En algún lugar, alguien debe de estar escuchando su llanto. Alguien vendrá a ayudarla. Sólo le queda esa esperanza.

Estrechando su espalda contra la pared, se deja caer y apretuja las rodillas contra su tórax. Esconde el rostro tras sus pálidas manos y ahoga un grito de desesperación.

No sabe cómo llegó allí, a penas recuerda haberse dormido bañada por la luz de la luna que se colaba por el ventanal de su cuarto. El cálido saludo del sol de la nueva mañana le trajo esta sorpresa.

Los nervios comienzan a roer la poca fuerza que le queda mientras intenta dar respuesta a lo que sucede. Esto no puede estar pasando. No, es imposible.

El ruido de los autos que circulan por la calle, decenas de metros más abajo, es suficiente para cubrir su grito. Las cuerdas vocales se fuerzan al límite cuando desvía la mirada y descubre que no hay manera lógica para bajar de aquella azotea y alcanzar la seguridad del suelo.

No muy lejos, Annie parpadea una, dos, tres veces. Le cuesta asimilar lo que sus ojos presencian. Rojo, naranja. Brillante. Muy, muy brillante. Y Doloroso. Muy doloroso.

Sus labios juegan a temblar débiles en una danza sin música. Un titubeo. Una duda. La negación absoluta. Las uñas le sangran a causa de los mordiscos nerviosos, podría incluso llegar a dejar sus dedos en huesos limpios si acaso eso la librara de esta situación.

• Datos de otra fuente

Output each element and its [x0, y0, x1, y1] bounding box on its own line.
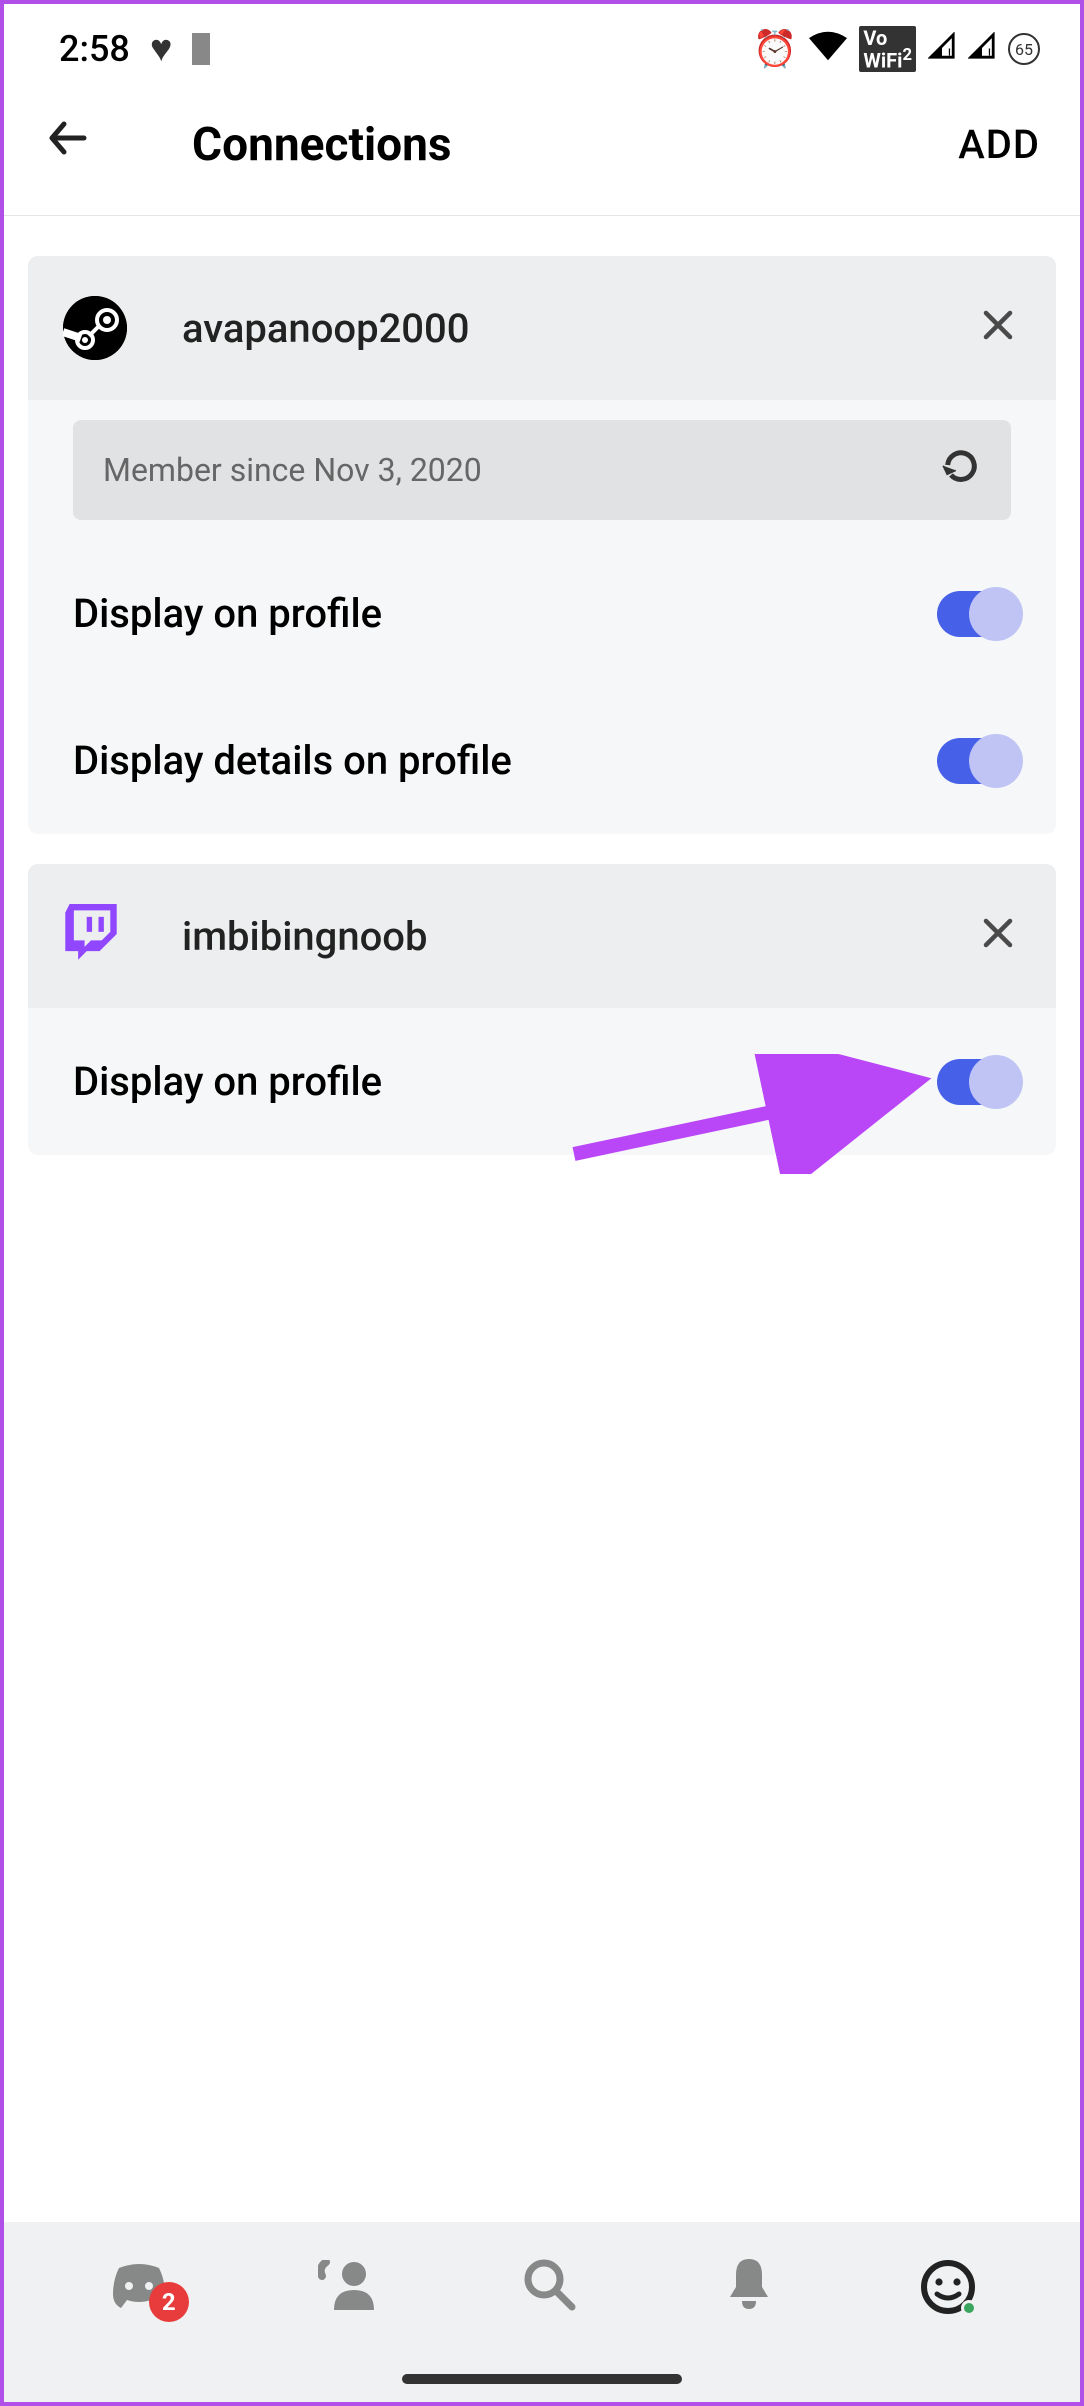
add-button[interactable]: ADD	[958, 121, 1040, 168]
connection-card-twitch: imbibingnoob Display on profile	[28, 864, 1056, 1155]
status-time: 2:58	[59, 28, 130, 70]
remove-connection-button[interactable]	[980, 910, 1016, 962]
member-since-row: Member since Nov 3, 2020	[73, 420, 1011, 520]
setting-label: Display on profile	[73, 1058, 382, 1105]
battery-percent-badge: 65	[1008, 33, 1040, 65]
display-on-profile-toggle[interactable]	[937, 591, 1021, 637]
nav-home-button[interactable]: 2	[109, 2264, 169, 2310]
app-header: Connections ADD	[4, 94, 1080, 216]
nav-friends-button[interactable]	[318, 2260, 374, 2314]
connection-username: avapanoop2000	[182, 305, 470, 352]
setting-label: Display details on profile	[73, 737, 512, 784]
wifi-icon	[809, 28, 847, 70]
refresh-icon[interactable]	[941, 445, 981, 495]
setting-row: Display on profile	[28, 540, 1056, 687]
display-details-toggle[interactable]	[937, 738, 1021, 784]
status-right: ⏰ VoWiFi2 ! ! 65	[753, 26, 1040, 73]
svg-text:!: !	[988, 47, 992, 60]
svg-text:!: !	[948, 47, 952, 60]
toggle-knob	[969, 1055, 1023, 1109]
back-button[interactable]	[44, 114, 92, 175]
setting-label: Display on profile	[73, 590, 382, 637]
status-bar: 2:58 ♥ ⏰ VoWiFi2 ! ! 65	[4, 4, 1080, 94]
battery-icon	[192, 33, 210, 65]
member-since-text: Member since Nov 3, 2020	[103, 451, 482, 489]
nav-notifications-button[interactable]	[726, 2259, 772, 2315]
nav-profile-button[interactable]	[921, 2260, 975, 2314]
connection-card-steam: avapanoop2000 Member since Nov 3, 2020 D…	[28, 256, 1056, 834]
home-indicator[interactable]	[402, 2374, 682, 2384]
twitch-icon	[63, 904, 127, 968]
setting-row: Display details on profile	[28, 687, 1056, 834]
connection-header: avapanoop2000	[28, 256, 1056, 400]
content: avapanoop2000 Member since Nov 3, 2020 D…	[4, 216, 1080, 1225]
connection-header: imbibingnoob	[28, 864, 1056, 1008]
display-on-profile-toggle[interactable]	[937, 1059, 1021, 1105]
alarm-icon: ⏰	[753, 28, 798, 70]
connection-username: imbibingnoob	[182, 913, 427, 960]
connection-header-left: imbibingnoob	[63, 904, 427, 968]
nav-badge: 2	[149, 2282, 189, 2322]
vowifi-badge: VoWiFi2	[859, 26, 916, 73]
header-left: Connections	[44, 114, 452, 175]
status-left: 2:58 ♥	[59, 27, 210, 71]
toggle-knob	[969, 734, 1023, 788]
steam-icon	[63, 296, 127, 360]
heart-icon: ♥	[150, 27, 173, 71]
connection-header-left: avapanoop2000	[63, 296, 470, 360]
setting-row: Display on profile	[28, 1008, 1056, 1155]
nav-search-button[interactable]	[524, 2259, 576, 2315]
page-title: Connections	[192, 118, 452, 172]
signal-icon-1: !	[928, 30, 956, 68]
signal-icon-2: !	[968, 30, 996, 68]
toggle-knob	[969, 587, 1023, 641]
remove-connection-button[interactable]	[980, 302, 1016, 354]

Stephanie, en tanto, reacciona de golpe. La sensación de haber caído de un 7° piso recorre su cuerpo mientras enfoca la vista y trata de ubicarse.

El lugar en penumbras da muestras de notable abandono. Las paredes derruidas por el tiempo y la falta de pintura, los pisos cubiertos de polvo. Un olor desagradable le causa ardor y la obliga a cerrar los ojos varias veces.

Percibe sus ropas humedecidas, empapadas en el mismo líquido que rodea toda la zona donde se encuentra sentada. Está en el suelo, apoyada contra un mueble de madera. No puede quitar los ojos del fluido oscuro que la envuelve: el óxido aroma que la lastima proviene de la misma fuente de su preocupación.

Sus manos carecen de vida sobre su regazo: dos grandes y profundas heridas se dibujan en cada muñeca. Stephanie no soporta ni un momento más y rompe el silencio con un agudo grito.

En una habitación en penumbras, sólo las luces de varios monitores iluminan el lugar. Parpadean y regalan imágenes en blanco y negro. Él no precisa sonido para comprender las escenas que está mirando.

Recluidas en sus habitaciones, atadas de manos y pies, cinco jóvenes se retuercen y agonizan bajo los influjos de una droga experimental.

El Doctor quiere fama. Ansía el reconocimiento mundial. Su tratamiento exclusivo para eliminar las fobias es el camino a la gloria.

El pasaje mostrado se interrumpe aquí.